UN institution turns to Beterem for advice

The High Commissioner for Human Rights has published a chapter taken out of Beterem's book.

Child receives shot 370 (photo credit: reuters)
Child receives shot 370
(photo credit: reuters)
The United Nations Office of the High Commissioner for Human Rights included in its annual report a chapter on dangers facing children written by Beterem, Israel’s National Center for Child Safety and Health, it said on Sunday.
Beterem was asked to write a chapter on harm posed to children around the world, while other chapters related to fertility, poor nutrition, obesity, mental health, violence and drug abuse.

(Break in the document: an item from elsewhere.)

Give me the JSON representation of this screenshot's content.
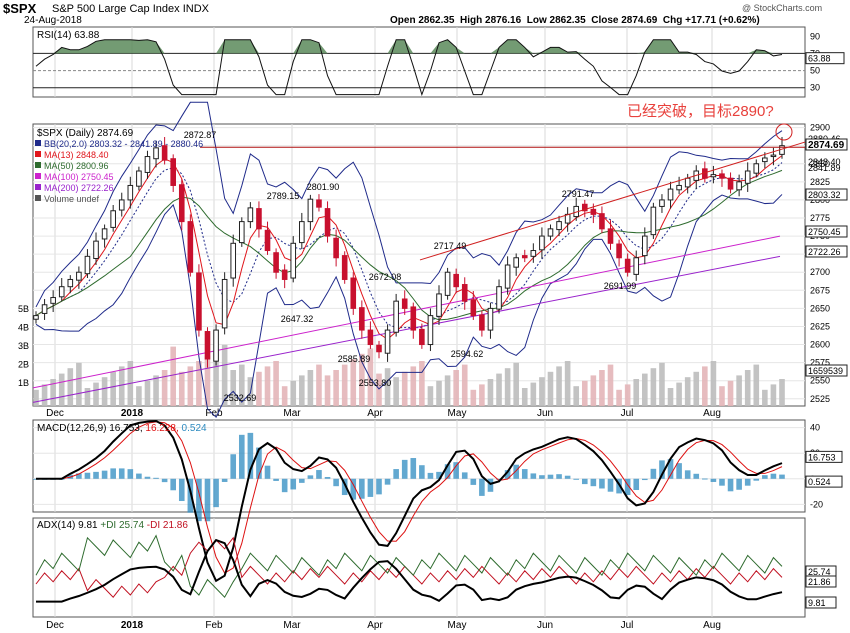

The OHCHR was established by the UN general assembly in 1993 following the convening of the World Conference on Human Rights. It works to promote and protect the human rights that are guaranteed under international law and stipulated in the Universal Declaration of Human Rights of 1948.
Beterem wrote that every year, 6.9 million children die before they reach their fifth birthday. More than twothirds of the deaths result from disease and from harm that can be prevented and treated. The danger to children is more pronounced in low economic neighborhoods with poor education systems, it said.
The Beterem chapter was sent via UNICEF Israel to the UN’s Committee for Children’s Rights. It said that falls, burns, drowning, choking and road accidents among children aged five to nine are liable to cause serious physical disability. Accidents are the leading cause of death in young people aged 10 to 24.
More legislation and enforcement are needed around the world to reduce accidents, along with education to increased awareness, community empowerment, treatment and rehabilitation services, said Beterem. It also noted the danger of “games” in which children go as far as they can to faint or to be choked, and may face fatal consequences.
The UN’s Committee on Children’s Rights, which published its recommendations in March, included a specific recommendation by Beterem on how to prevent children’s accidents.
In Israel alone, about 500 children per day are taken to hospital emergency rooms to be treated for accidents in or near the home or on the road. Nearly 150 of the cases are fatal.